Let's start with the stock, which had slid $1.28 Friday afternoon to $11.17, down more than 10% for the day after drilling a new 52-week low of $10.82 in the morning. Commentators started saying this year when AOL Time Warner had dropped into the $20s, at that price you're buying Time Warner and

getting the online service AOL for free.

But, heck, at these prices, you're getting much of Time Warner for free, too. Consider that when AOL merged with Time Warner in 2001, Time Warner shareholders received a share and a half of the new company for each of their old shares. So that means an old Time Warner share is now worth about $17. Given that Time Warner was trading at roughly $50 a share back in late 1998, and at nearly $65 just before the deal with AOL was announced in January 2000, one can't help thinking that AOL Time Warner's stock has minimal downside and plenty of room to grow going forward.
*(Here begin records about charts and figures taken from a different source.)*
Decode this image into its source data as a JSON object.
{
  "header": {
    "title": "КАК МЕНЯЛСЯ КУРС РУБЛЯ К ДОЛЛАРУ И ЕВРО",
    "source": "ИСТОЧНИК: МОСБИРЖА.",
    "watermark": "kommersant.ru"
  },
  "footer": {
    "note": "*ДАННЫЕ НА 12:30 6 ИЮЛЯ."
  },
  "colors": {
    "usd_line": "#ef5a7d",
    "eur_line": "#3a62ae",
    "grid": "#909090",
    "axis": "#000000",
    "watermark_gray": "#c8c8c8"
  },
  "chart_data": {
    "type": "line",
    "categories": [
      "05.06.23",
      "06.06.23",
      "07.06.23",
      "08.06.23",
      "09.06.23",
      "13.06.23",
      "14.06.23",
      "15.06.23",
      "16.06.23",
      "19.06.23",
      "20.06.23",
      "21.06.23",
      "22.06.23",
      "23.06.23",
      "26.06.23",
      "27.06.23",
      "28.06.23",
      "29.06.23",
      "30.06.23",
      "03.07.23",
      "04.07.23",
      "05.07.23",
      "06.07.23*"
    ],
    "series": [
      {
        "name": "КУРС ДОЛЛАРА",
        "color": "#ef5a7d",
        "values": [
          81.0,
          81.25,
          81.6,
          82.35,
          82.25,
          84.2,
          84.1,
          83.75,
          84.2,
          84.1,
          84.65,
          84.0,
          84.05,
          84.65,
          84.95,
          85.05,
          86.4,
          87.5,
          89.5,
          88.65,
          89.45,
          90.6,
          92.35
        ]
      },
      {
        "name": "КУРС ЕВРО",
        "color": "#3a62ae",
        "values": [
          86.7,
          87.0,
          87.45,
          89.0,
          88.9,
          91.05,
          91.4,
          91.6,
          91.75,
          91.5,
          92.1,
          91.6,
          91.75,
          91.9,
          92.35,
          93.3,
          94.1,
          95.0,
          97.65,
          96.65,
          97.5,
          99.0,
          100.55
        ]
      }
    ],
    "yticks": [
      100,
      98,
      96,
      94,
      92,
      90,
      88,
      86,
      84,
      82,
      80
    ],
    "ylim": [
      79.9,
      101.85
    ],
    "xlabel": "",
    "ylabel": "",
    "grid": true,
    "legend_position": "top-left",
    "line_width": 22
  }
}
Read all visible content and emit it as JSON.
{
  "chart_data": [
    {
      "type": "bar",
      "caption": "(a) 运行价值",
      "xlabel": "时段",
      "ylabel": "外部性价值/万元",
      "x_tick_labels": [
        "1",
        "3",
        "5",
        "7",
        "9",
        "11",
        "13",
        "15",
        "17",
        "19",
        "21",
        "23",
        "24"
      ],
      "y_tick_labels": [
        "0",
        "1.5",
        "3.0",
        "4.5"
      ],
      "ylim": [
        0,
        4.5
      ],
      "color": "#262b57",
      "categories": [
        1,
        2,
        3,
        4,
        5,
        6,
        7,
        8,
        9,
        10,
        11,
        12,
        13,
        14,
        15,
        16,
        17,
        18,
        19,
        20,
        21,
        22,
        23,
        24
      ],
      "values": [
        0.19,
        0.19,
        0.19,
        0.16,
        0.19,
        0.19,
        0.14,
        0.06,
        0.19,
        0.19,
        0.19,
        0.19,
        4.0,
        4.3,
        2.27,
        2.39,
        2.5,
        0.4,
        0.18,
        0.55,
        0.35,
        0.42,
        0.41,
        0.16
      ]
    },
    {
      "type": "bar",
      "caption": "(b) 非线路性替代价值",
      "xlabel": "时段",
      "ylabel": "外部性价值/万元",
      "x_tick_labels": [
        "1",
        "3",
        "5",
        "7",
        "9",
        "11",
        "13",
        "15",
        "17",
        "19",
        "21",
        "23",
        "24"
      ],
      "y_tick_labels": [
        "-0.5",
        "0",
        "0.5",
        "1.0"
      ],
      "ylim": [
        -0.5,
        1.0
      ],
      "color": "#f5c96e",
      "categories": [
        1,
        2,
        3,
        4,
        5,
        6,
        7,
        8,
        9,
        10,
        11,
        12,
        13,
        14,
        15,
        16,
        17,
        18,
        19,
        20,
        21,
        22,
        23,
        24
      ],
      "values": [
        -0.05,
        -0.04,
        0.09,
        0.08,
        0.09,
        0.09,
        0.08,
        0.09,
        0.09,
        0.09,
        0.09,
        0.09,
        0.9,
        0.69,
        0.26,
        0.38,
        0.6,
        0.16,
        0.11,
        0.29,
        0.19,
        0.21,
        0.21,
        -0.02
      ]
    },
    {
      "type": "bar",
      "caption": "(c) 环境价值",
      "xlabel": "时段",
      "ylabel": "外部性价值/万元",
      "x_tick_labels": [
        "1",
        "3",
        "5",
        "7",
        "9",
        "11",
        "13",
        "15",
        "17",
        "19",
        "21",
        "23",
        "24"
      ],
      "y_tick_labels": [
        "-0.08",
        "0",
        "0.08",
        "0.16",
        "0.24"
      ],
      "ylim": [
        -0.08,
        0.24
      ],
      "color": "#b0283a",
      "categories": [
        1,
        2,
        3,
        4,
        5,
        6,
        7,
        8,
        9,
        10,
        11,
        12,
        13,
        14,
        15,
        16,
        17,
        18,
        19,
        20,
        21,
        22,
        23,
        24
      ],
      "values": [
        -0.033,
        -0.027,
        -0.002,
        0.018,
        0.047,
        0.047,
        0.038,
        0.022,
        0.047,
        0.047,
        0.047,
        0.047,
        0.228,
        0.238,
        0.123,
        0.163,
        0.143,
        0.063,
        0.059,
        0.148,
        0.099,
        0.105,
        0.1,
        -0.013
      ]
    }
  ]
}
In the other element of this new beginning, the executive power at AOL Time Warner is out of the hands of the technological optimists and in those of a more realistic crew. Gone is Bob Pittman, who despite being a Time Warner veteran was clearly identified with the now-discarded vision of the unstoppably ascendent Internet economy upending all known medial business models. Gone, too, is Time Warner visionary Jerry Levin, the man who told the world two and a half years ago, "The market capitalizations in the Internet space I accept. ... And while most people may have some difficulty with those valuations, in fact, to me, it's really quite simple, because it's a belief that the present value of future cash flow is so significant that that's how you justify it."

Logan's Heroes

In their place is a management team headed by CEO Dick Parsons, a man who five months ago referred to himself as the ice relative to Pittman's fire. And, as others have pointed out, Parsons' lieutenant overseeing America Online will now be Don Logan, a man who famously -- and not quite supportively -- once referred to Time Warner's pre-AOL Internet operations as a "black hole." Clearly, this is a team that feels no pressure, as might have the last administration, to overpromise what the online economy might deliver.

The wild card, of course, is AOL Time Warner Chairman Steve Case, the personification of AOL and the last remaining AOL executive with his self-image tied up in AOL's success. For various reasons, Case has lingered deep in the background of the company's operations over the past few months.

In a note Friday morning, Merrill Lynch analyst Jessica Reif Cohen said she wouldn't be surprised if additional management departures were forthcoming; whether Case will lead a revival of AOL or choose a less stressful existence for himself is a riddle for which outsiders will certainly await an answer.